A rebuild mostly begins with a bare engine block. A tear down and rebuild of an engine that has been in frequent use is easy to degrease and clean, but an engine block that has been sitting around unused for several years and affected with heavy surface rust along with crud and muck in the water ways will need more than a squirt of degreaser and a high pressure wash to clean.
A very simple, cheap and effective method of cleaning a rusty engine block can be made like new again within three or four weeks immersion in a molasses bath. This cleaning method is well known in vintage car, truck and motorcycle circles.
Method:
Take one metal or plastic 120 litre (44gal) drum and cut in half to use as the bath container.
Make a trip to the local rural retail supplier and purchase 2.5 or 3 litres of raw stock feed grade molasses, ($8.50AU) feed grade molasses has the correct grade of phosphorus to create the chemical reaction on rust (Iron Oxide).
The Treatment Process Is Called Chelating.

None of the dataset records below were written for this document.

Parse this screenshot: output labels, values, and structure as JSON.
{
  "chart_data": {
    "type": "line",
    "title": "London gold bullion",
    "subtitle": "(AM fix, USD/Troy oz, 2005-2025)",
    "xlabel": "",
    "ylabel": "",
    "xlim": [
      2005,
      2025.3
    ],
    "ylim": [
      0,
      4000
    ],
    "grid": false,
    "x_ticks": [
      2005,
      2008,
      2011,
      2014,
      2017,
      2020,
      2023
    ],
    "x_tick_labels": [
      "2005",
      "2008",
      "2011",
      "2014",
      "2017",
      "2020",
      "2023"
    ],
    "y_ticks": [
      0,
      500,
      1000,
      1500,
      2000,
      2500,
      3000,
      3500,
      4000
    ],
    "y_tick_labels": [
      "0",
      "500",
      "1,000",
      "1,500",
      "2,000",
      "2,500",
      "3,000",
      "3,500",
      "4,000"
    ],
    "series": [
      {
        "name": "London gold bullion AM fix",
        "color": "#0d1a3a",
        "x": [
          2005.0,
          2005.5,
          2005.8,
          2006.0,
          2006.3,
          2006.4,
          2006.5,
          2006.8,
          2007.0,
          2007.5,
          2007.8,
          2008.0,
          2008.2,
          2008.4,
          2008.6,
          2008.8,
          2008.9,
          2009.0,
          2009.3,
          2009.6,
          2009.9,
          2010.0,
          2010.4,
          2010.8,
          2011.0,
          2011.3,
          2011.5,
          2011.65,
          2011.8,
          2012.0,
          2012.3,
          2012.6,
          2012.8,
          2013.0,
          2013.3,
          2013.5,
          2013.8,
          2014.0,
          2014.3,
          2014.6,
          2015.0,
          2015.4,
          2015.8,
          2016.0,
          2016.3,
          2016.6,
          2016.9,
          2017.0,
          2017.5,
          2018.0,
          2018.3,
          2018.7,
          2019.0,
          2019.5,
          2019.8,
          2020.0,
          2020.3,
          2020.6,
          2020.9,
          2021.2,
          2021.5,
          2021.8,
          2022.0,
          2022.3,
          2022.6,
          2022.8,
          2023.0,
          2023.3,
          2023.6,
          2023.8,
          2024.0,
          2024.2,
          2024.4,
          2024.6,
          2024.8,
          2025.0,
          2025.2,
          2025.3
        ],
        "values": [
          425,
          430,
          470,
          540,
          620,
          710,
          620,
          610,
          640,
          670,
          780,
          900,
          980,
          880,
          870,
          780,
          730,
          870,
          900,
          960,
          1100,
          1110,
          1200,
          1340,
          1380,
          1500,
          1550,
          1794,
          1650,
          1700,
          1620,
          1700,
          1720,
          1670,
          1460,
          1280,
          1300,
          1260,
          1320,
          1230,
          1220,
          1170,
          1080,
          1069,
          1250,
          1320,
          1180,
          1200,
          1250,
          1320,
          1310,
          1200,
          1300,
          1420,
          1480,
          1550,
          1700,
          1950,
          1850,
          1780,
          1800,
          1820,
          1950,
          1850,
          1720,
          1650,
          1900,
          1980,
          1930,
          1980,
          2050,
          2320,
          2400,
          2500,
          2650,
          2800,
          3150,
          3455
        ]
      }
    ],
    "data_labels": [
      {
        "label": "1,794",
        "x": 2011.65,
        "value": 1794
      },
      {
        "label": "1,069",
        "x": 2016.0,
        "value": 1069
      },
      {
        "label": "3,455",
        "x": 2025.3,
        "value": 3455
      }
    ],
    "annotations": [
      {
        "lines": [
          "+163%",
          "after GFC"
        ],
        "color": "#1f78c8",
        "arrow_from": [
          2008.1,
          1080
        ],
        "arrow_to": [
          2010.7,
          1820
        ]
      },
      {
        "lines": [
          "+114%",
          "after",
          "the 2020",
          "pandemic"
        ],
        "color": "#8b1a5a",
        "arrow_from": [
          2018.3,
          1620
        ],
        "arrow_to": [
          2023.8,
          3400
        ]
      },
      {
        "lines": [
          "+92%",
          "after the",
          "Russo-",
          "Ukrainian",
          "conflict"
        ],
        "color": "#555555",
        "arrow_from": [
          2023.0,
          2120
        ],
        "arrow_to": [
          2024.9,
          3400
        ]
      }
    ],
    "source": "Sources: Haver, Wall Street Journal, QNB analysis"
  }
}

Add some tap water to the bath, then add the full container of molasses which is a very very thick treacle like substance and has a very strong smell, stir the molasses into the water until it is completely mixed in. Lower the block into the bath, then add enough water to cover the engine block by about 1.5 inches, a small amount of evaporation will occur, but that will depend on the temperature in your area, just add extra water when required.
- High pressure wash and degrease the engine block before lowering the block into the molasses bath.
- The Molasses wont remove grease or paint left on the engine block, molasses will only remove rust or oxides.
- If a camshaft (jack shaft) happens to be difficult to remove from the engine block, the molasses will help to dissolve the rust and crud around the bearings which will enable safe removal when giving the block the final cleaning.
- The bare Kent engine block can be lifted by one person, but you may prefer to use a chain block to remove and replace the engine block.
- Once every seven days remove the engine block and high pressure wash, this helps to remove the dissolved rust and crud.
- Agitate the bath every third day simply by lifting and lowering the engine block into the bath once or twice.
- At three weeks immersion in the bath, the molasses should have pretty well done it’s job, if you are not happy with the result, leave the block in for another week.
But don’t leave the block in the bath for more than four or five weeks, as time passes, it will really begin to eat into weak parts of the cast iron metal.
The photo above was taken before the molasses bath treatment, the scale and rust is not to bad, but there was a considerable build up all the same, and it was much the same throughout the entire water jacket area.
Here is a strange effect, the outline of the cylinder block can be easily seen, this was taken after about a week in the bath, it shows that the molasses is really working at eating/dissolving the rust.
The first lift and inspection, at nearly two weeks, the molasses simply works wonders on rusty cast iron, the jack shaft had quite a bit of rust before immersion, but photo shows how clean it is becoming.
Now we are at the final lift and drain stage, and ready for the last high pressure wash, once the pressure wash is complete, the block needs to be blown dry with compressed air as quickly as possible because if any moisture remains on bare cast iron it will rust in minutes.
It is surprising how much rust can be present in cast iron without you realizing it. When we were inspecting the top of the block, there was a lot of heavy pitting revealed, this particular block will be skimmed or decked anyway, but you would not want to torque a cylinder head and gasket down over a weak spot on the block like this which is around the water jacket passages, that would mean trouble for sure at later date.
Now we can see the result of the rust removal, the cast iron in the water jacket area is quite clean, the external metal of the block is like new, years of rust and crud build up has almost been removed.
This is the Kent tall block finally cleaned, dried and painted as near as I could find to Massey Ferguson Grey. Work will begin soon with decking of the top of the block, re-boring of the cylinders, and probably line boring of the steel capped mains, then the fun begins. The brass freeze plugs, or welch plugs as we call them will be inserted into the block after all of the machining operations have been completed.